Finsterwalder: Im deutschen Märchenwald mit diesem Mann beginnt ja alles. Er hat sich von dem Rest der Welt freigemacht und lebt in einer Art paradiesischem Zustand. Letztlich ist er eine der wenigen Figuren, die damit glücklich ist, wie sie lebt – außerhalb der Zivilisation. Er gewinnt ja dann den Vogel als Freund und baut eine sehr liebevolle Beziehung zu dem Tier auf.
artechock: Am Schluss sagt Franziska: »Wäre es nicht besser, wenn es keine Menschen auf der Welt gäbe?« Gilt das auch für den Einsiedler, in dessen Welt plötzlich das Außen dringt?

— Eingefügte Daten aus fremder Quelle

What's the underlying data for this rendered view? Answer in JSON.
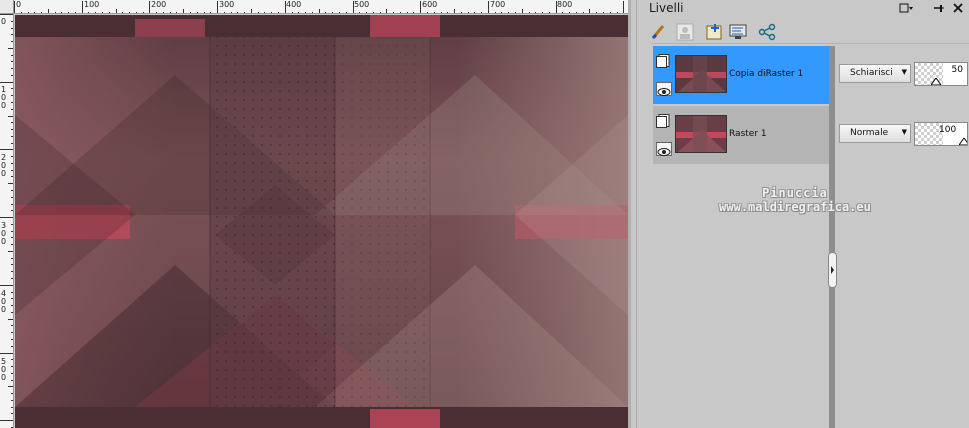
{
  "ruler": {
    "top_labels": [
      "0",
      "100",
      "200",
      "300",
      "400",
      "500",
      "600",
      "700",
      "800"
    ],
    "left_labels": [
      "0",
      "1\n0\n0",
      "2\n0\n0",
      "3\n0\n0",
      "4\n0\n0",
      "5\n0\n0"
    ]
  },
  "panel": {
    "title": "Livelli",
    "window_buttons": {
      "menu": "▢ ▾",
      "pin": "⊣",
      "close": "✕"
    }
  },
  "layers": [
    {
      "name": "Copia diRaster 1",
      "selected": true,
      "blend_mode": "Schiarisci",
      "opacity": "50",
      "opacity_fraction": 0.5
    },
    {
      "name": "Raster 1",
      "selected": false,
      "blend_mode": "Normale",
      "opacity": "100",
      "opacity_fraction": 1.0
    }
  ],
  "watermark": {
    "line1": "Pinuccia",
    "line2": "www.maldiregrafica.eu"
  },
  "colors": {
    "selection": "#3399ff",
    "image_base": "#6a4a4e",
    "accent_red": "#c4485c"
  },
  "icons": [
    "brush-icon",
    "mask-icon",
    "new-layer-icon",
    "layer-properties-icon",
    "share-icon",
    "paper-icon",
    "eye-icon"
  ]
}
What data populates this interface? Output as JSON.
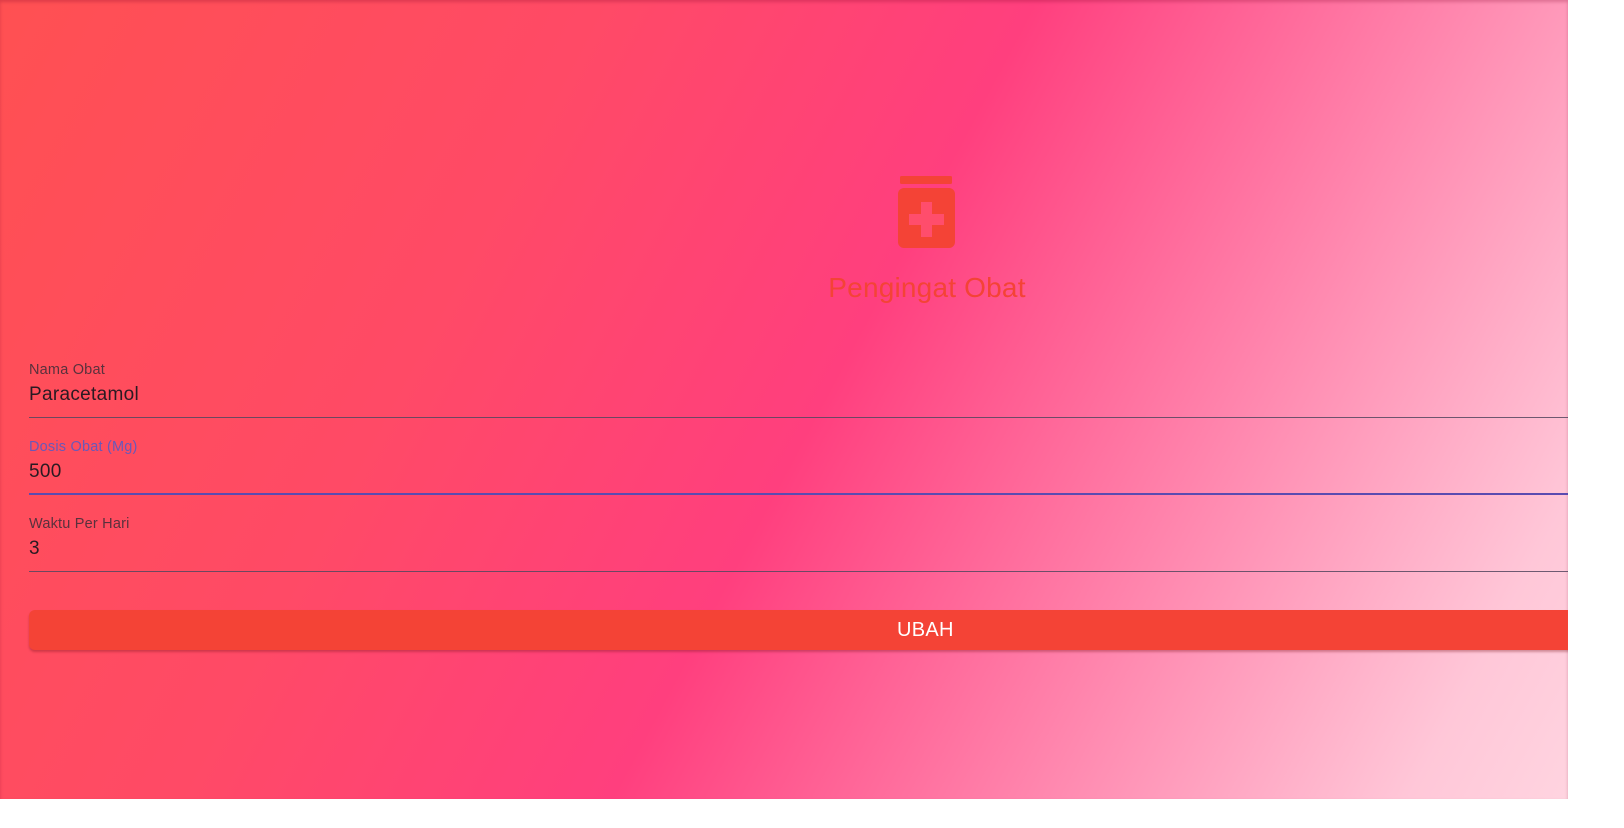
{
  "app": {
    "title": "Pengingat Obat",
    "logo_icon": "medicine-bottle-icon",
    "accent_color": "#f44336"
  },
  "form": {
    "fields": [
      {
        "label": "Nama Obat",
        "value": "Paracetamol",
        "focused": false
      },
      {
        "label": "Dosis Obat (Mg)",
        "value": "500",
        "focused": true
      },
      {
        "label": "Waktu Per Hari",
        "value": "3",
        "focused": false
      }
    ],
    "submit_label": "UBAH"
  }
}
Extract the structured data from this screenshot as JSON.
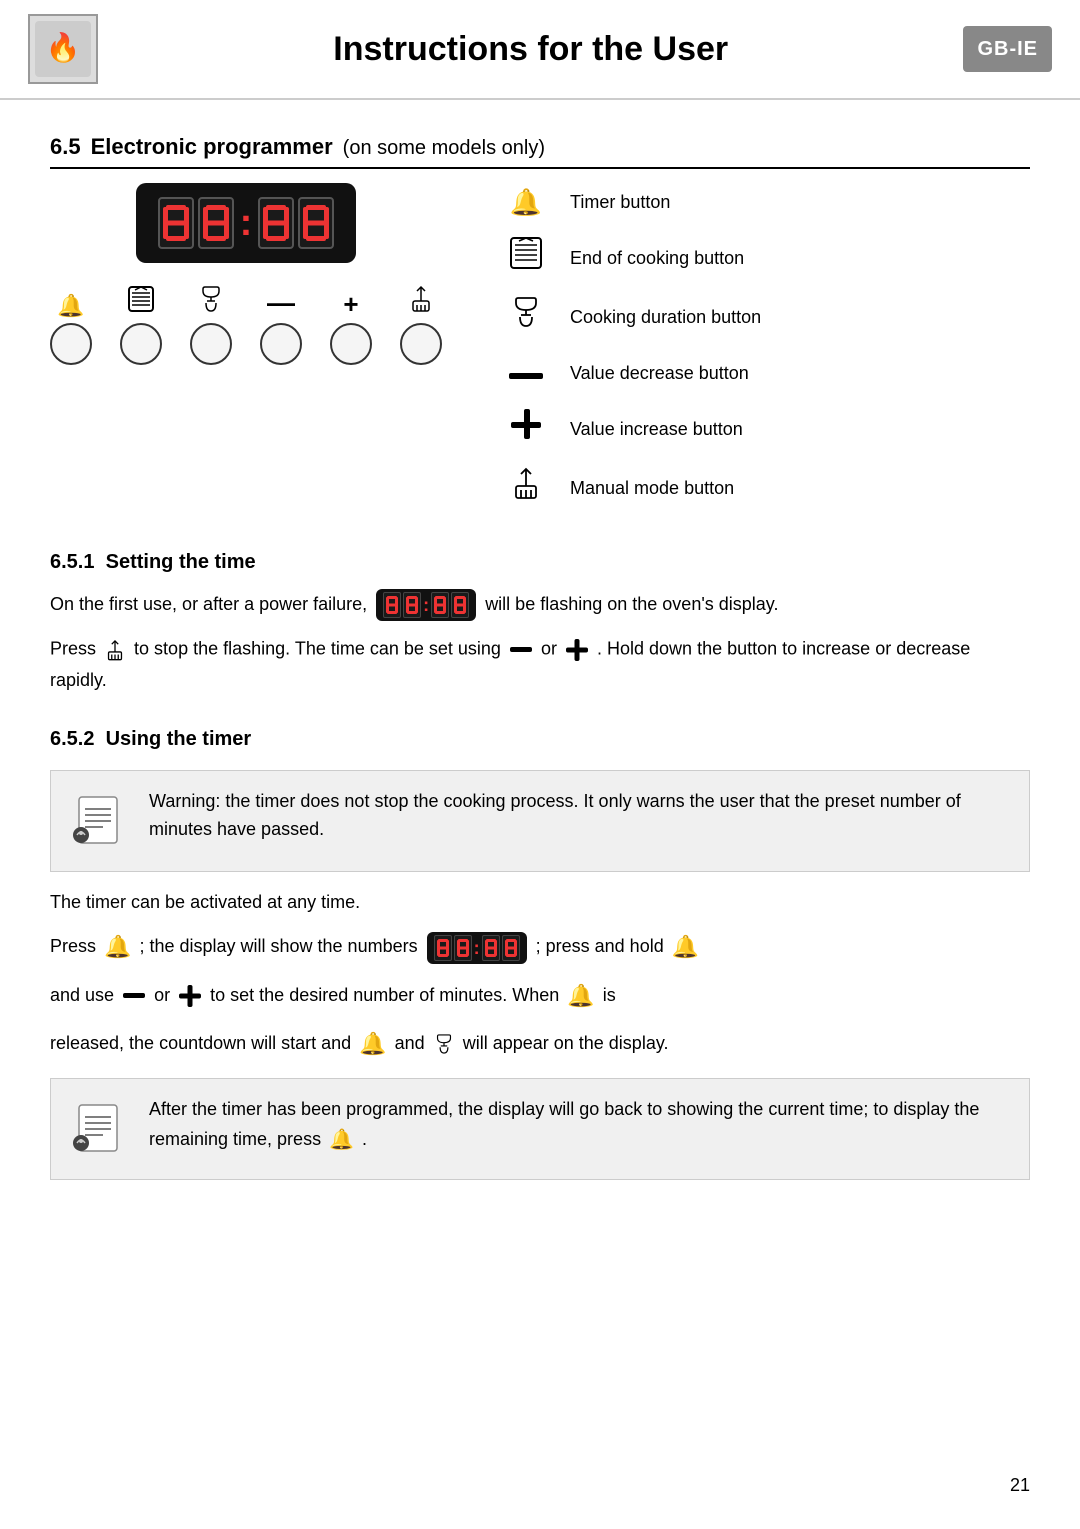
{
  "header": {
    "title": "Instructions for the User",
    "badge": "GB-IE"
  },
  "section": {
    "number": "6.5",
    "title": "Electronic programmer",
    "subtitle": "(on some models only)"
  },
  "legend": {
    "items": [
      {
        "id": "timer-button",
        "label": "Timer button"
      },
      {
        "id": "end-cooking-button",
        "label": "End of cooking button"
      },
      {
        "id": "cooking-duration-button",
        "label": "Cooking duration button"
      },
      {
        "id": "value-decrease-button",
        "label": "Value decrease button"
      },
      {
        "id": "value-increase-button",
        "label": "Value increase button"
      },
      {
        "id": "manual-mode-button",
        "label": "Manual mode button"
      }
    ]
  },
  "subsections": {
    "s651": {
      "number": "6.5.1",
      "title": "Setting the time",
      "para1": "On the first use, or after a power failure,",
      "para1b": "will be flashing on the oven's display.",
      "para2a": "Press",
      "para2b": "to stop the flashing. The time can be set using",
      "para2c": "or",
      "para2d": ". Hold down the button to increase or decrease rapidly."
    },
    "s652": {
      "number": "6.5.2",
      "title": "Using the timer",
      "warning1": "Warning: the timer does not stop the cooking process. It only warns the user that the preset number of minutes have passed.",
      "para_timer": "The timer can be activated at any time.",
      "press_line_a": "Press",
      "press_line_b": "; the display will show the numbers",
      "press_line_c": "; press and hold",
      "line2_a": "and use",
      "line2_b": "or",
      "line2_c": "to set the desired number of minutes. When",
      "line2_d": "is",
      "line3_a": "released, the countdown will start and",
      "line3_b": "and",
      "line3_c": "will appear on the display.",
      "warning2": "After the timer has been programmed, the display will go back to showing the current time; to display the remaining time, press",
      "warning2b": "."
    }
  },
  "page_number": "21"
}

Finsterwalder: Das Motiv des Verletztseins zieht sich durch den ganzen Film, z. B. spricht auch die Figur Dominik darüber, wie es ist, wenn man erwachsen wird und dass man sich mit den zunehmenden Verletzungen immer mehr verschließt. Der Einsiedler ist in meiner Phantasie jemand, der sehr viele Verletzungen in der Welt da draußen erlebt hat und der sich dazu entschlossen hat, dass sein Leben für ihn besser ist ohne Menschen. Er möchte sich dieses Kindliche, den Urzustand bewahren. Allerdings bricht dann das Außen doch in sein Leben ein und das endet dann schrecklich für ihn. Es ist ja auch interessant, dass er dann mit seinem Schuss denjenigen trifft, der ihm am ähnlichsten ist.
artechock: Mir persönlich sind ja die meisten Figuren des Films sehr sympathisch, da alle ihre Abgründe und Perversitäten haben...
Finsterwalder: Das ist leider etwas, was es im deutschen Film momentan nicht so gibt, das Nebeneinander von Ernst und Komik. Ich glaube das ändert sich jetzt ein bisschen, aber es gab lange Zeit nur die absolute Komik oder den absoluten Ernst. Dass Komik und Ernst aber eigentlich sehr nahe beieinander liegen, darum geht es in dem Film auch.